In other words, instead of winning the argument, I want to speak the truth of God into broken hearts — the truth that tears down the argument that we are doomed to live in quivering fear of God because of what we’ve done. I want to tell about the God who isn’t as concerned with winning the argument as he is with winning the woman. And that is what God wants, according the passage above. He wants to win you — a sinner who feels as if she is the worst sinner in the world because she aborted her unborn child.

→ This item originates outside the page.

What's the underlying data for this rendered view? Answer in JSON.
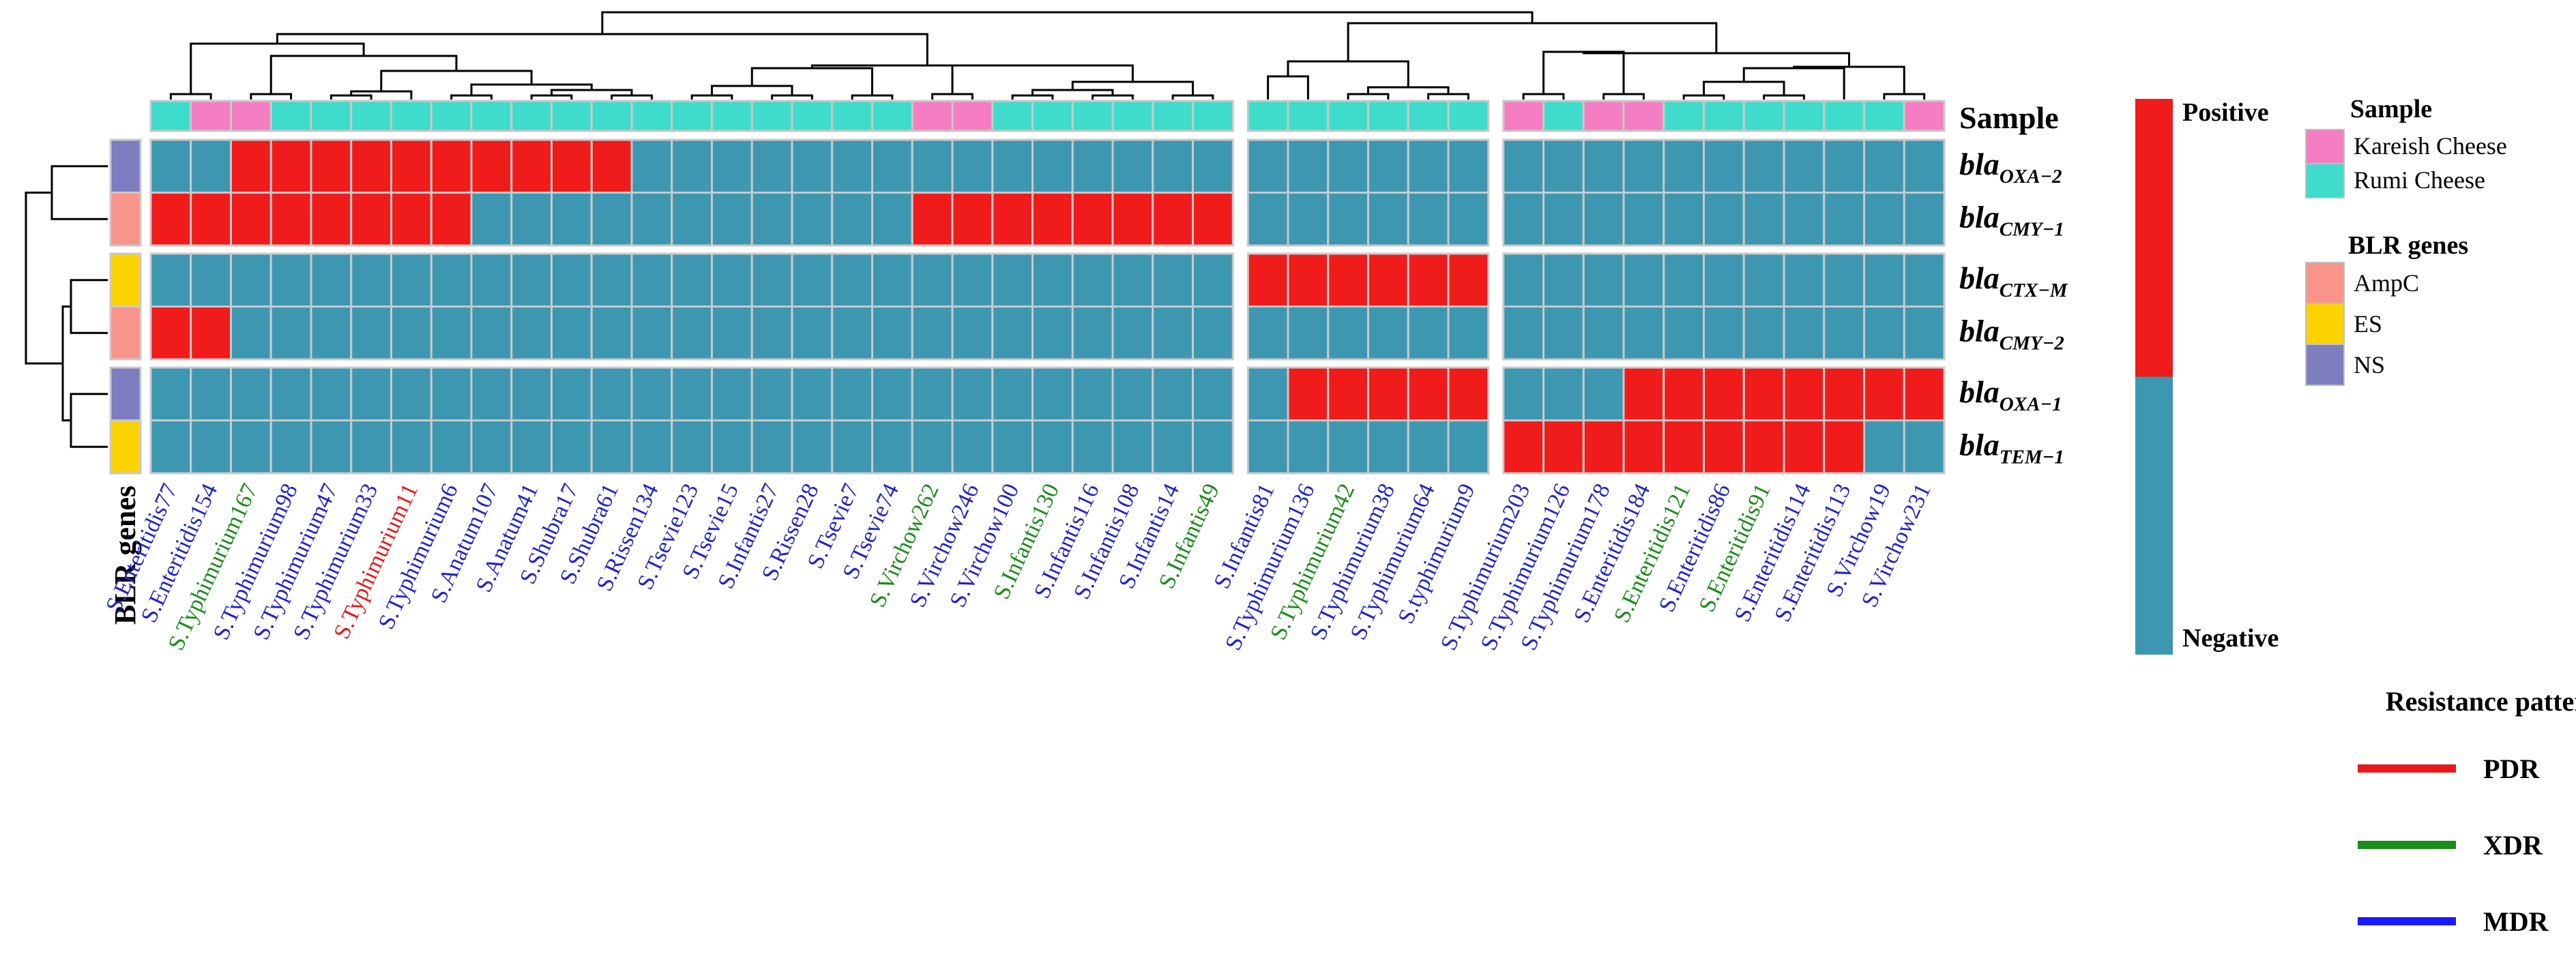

So, as Sanctity of Life Sunday and The March for Life approach, I want all women who feel the shame of abortion to hear me loud and clear: God loves you, and he wants to hold you in his arms and brush away your guilt and shame! I also want women who are pregnant and are hearing Satan’s voice telling them that their only solution is to abort their child to understand that he is a liar. He never has your best interest at heart, but God does. And he places the highest premium on life. You and your unborn child are the objects of his affection. So, choose life! You won’t regret it!

4 Comments
  • Sherry Copeland
    January 19, 2022at10:41 am

    Truth Lisa, I’ve only just recently read your and Al’s book (actually listened on audio). I watched a few seasons of Duck Dynasty, read Jase’s Book years ago- then started listening to a few Unashamed podcasts. Al really quickly became my favorite. As I have had a tumultuous 45 year marriage, Holy Spirit led me to listen to your story. I can’t thank you and Al enough for your honesty, wisdom, understanding and example of true forgiveness. Thankfully I’ve never had an abortion, although several relatives tried to talk me into aborting my son, then daughter. They are 48 and 44 now. However, I have the guilt of sending my best friend the money to abort her child and paying for an airplane ticket for another person to go to have an abortion. Those two unwise decisions on my part have haunted me for years. I have repented and confessed these sins, and like you stated above- I’m forgiven by His great mercy.

  • Lisa Robertson
    January 19, 2022at6:51 pm

    Thank you, Sherry, for your encouragement. It means a lot.

  • Michael Baccala
    January 24, 2022at7:08 am

    Lisa, You and Al visited us at the OC Tabernacle last summer in Ocean City, NJ. We had a wonderful time with you that weekend. What an amazing couple walking in the light of God you are. We loved the genuine and heartfelt truth you both shared about marriage and relationships. This blog post is much of the same caring and genuine truth you both share with others. Thank you both for your faith and love of Christ and each other. Thank you for sharing that with the rest of us.

    • Lisa
      January 25, 2022at8:58 am

      Michael, thank you so much for your encouragement. Al and I are blessed beyond measure every time we get to travel and share the message of the Gospel. God bless!